As the holiday season looms, cybercrooks are going after shoppers with more than 100,000 lookalike domains mimicking legitimate retailers.
The news comes as a new report shows that in tandem, the retail industry is experiencing more breaches than any other industry in 2019 as criminals consistently go after shopper information. According to Business Insider, 2018 holiday e-commerce sales were responsible for $126 billion in sales, a 16.5 percent increase from the $108.2 billion generated in 2017.
This increase in consumer spending will be accompanied by increases in cyberattacks as bad actors also prepare to profit from the holiday season, researchers say.
To that point, Venafi researchers uncovered the copycat phishing sites, which use trusted, valid TLS certificates (60 percent of them are free certificates from Let’s Encrypt). These make phishing websites appear valid, the better to convince consumers to enter sensitive account and payment data into online forms.
This year’s explosion of copycat sites more than doubles the number seen last year, Venafi said; and, it means that the total number of look-alike domains is more than 400 percent greater than the number of authentic retail domains.
The suspicious domains target 20 major retailers in the U.S., UK, France, Germany and Australia, the firm said in an analysis posted on Friday; and in fact, one of the top US retailers has more than 49,500 look-alike domains targeting its customers.

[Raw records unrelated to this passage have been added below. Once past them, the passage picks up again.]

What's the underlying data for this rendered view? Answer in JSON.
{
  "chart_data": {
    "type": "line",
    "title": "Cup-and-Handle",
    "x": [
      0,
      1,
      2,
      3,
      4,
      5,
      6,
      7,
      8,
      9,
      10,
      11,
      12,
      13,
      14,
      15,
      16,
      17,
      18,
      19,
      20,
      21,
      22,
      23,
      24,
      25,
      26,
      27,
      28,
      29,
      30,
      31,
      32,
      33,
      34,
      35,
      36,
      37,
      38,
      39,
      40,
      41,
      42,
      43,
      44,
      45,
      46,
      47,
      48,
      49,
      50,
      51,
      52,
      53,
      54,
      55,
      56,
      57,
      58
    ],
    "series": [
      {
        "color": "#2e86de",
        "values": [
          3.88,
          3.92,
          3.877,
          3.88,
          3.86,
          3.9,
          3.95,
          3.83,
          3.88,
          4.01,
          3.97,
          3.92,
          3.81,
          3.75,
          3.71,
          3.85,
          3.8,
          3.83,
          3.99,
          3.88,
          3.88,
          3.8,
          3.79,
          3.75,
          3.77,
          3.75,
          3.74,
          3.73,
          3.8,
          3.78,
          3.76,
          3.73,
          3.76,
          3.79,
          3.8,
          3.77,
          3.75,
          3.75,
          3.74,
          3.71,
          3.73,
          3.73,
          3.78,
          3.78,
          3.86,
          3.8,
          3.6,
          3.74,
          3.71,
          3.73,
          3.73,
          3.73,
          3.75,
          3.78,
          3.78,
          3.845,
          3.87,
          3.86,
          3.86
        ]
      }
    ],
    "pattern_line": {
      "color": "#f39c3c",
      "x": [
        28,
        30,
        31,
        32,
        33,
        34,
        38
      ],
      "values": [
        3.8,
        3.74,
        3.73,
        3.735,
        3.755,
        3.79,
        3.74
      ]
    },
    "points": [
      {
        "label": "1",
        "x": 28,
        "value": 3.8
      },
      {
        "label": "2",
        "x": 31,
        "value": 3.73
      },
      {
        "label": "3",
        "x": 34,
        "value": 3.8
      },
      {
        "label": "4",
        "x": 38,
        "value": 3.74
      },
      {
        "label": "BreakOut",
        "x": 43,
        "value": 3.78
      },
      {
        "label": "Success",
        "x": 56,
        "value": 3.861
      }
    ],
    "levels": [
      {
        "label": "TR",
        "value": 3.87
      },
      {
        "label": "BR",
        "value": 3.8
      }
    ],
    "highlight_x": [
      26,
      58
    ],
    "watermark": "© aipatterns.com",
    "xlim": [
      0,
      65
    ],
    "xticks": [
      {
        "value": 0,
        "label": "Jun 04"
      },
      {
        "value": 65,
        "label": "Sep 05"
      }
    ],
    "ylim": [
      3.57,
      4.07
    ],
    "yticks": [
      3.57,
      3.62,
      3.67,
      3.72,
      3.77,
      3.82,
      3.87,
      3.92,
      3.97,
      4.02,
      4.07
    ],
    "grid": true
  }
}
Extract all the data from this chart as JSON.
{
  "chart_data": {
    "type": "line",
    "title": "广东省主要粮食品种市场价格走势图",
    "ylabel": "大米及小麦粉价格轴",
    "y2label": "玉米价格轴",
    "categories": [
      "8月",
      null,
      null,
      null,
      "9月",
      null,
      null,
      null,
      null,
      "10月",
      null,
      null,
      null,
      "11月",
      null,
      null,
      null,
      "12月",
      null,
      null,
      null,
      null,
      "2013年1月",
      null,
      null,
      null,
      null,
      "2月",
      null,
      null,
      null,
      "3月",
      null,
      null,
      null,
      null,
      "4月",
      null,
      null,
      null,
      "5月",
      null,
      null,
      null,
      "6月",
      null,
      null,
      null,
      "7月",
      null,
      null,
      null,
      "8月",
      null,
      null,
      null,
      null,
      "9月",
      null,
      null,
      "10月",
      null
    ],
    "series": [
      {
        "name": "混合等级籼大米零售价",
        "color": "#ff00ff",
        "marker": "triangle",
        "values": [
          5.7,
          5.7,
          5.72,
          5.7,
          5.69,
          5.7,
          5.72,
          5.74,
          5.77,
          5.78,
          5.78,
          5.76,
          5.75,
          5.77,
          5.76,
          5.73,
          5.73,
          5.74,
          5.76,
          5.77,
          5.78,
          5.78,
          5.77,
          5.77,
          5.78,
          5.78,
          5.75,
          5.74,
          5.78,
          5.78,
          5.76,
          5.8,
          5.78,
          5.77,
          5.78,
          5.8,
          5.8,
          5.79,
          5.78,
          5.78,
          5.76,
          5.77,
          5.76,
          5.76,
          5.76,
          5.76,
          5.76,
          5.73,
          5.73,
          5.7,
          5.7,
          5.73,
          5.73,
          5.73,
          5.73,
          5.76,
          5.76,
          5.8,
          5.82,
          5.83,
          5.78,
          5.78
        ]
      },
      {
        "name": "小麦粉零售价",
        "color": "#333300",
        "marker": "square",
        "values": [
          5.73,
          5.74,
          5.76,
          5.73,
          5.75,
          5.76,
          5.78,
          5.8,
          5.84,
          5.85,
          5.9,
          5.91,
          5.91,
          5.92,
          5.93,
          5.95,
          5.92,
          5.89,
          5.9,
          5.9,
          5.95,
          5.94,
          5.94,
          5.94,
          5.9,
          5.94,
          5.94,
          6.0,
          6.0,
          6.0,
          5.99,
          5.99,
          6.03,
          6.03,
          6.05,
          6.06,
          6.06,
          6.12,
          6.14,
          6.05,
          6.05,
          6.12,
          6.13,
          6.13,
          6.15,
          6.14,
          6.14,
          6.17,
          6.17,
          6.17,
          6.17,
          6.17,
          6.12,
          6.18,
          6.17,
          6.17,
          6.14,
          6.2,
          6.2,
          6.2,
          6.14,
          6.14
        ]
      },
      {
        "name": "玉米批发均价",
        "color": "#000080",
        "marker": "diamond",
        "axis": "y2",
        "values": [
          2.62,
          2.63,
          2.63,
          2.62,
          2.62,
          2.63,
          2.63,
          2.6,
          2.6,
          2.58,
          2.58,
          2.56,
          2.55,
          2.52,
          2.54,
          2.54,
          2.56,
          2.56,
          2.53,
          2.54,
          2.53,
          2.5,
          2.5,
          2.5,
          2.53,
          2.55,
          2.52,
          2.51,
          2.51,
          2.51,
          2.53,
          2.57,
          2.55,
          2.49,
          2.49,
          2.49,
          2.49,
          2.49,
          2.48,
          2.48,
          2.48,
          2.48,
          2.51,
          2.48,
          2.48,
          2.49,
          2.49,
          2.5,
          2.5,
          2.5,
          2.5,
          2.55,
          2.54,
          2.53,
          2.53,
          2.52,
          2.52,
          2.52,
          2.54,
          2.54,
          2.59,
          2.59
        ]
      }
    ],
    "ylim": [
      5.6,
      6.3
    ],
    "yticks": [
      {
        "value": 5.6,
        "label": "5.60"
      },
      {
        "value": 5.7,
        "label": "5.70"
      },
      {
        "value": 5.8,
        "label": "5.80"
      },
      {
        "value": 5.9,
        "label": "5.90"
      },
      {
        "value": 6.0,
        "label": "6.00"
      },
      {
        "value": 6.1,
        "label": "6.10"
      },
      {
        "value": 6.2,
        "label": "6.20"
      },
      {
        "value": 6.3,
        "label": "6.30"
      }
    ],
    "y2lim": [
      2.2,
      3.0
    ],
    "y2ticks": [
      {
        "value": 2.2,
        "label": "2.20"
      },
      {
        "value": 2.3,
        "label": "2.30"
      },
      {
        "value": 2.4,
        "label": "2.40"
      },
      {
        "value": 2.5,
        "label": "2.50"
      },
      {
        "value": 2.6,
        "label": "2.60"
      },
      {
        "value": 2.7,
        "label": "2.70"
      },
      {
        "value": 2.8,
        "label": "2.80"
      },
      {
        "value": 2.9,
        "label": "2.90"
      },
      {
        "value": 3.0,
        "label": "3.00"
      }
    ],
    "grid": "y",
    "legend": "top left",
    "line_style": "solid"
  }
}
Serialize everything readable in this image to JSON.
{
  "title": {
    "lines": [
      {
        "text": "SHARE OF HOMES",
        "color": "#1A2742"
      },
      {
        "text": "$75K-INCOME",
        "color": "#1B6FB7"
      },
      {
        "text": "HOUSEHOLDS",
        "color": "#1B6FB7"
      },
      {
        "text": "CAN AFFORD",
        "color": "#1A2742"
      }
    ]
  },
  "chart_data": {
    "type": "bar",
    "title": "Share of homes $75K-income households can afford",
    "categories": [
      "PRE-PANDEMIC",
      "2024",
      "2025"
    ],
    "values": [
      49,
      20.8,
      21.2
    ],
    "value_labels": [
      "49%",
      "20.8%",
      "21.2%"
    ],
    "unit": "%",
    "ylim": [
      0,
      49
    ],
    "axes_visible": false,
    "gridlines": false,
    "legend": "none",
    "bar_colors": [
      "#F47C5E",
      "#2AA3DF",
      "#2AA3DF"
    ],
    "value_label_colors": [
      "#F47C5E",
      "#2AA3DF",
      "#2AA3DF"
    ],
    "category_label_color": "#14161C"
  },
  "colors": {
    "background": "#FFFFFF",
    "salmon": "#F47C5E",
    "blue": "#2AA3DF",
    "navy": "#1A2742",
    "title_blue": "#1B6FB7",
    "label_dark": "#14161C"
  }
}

Fraud domains typically have URLs that are identical to the real thing expect for having, say, one letter transposed or replaced. In terms of colors, branding and functionality, they closely mimic legitimate, well-known retail websites.
“We continue to see rampant growth in the number of malicious, look-alike domains used in predatory phishing attacks,” said Jing Xie, senior threat intelligence researcher at Venafi, in a press statement. “This is a result of the push to encrypt more and potentially all web traffic, a trend that generally improves security for users but inadvertently introduces a new challenge to existing methods of phishing detection.”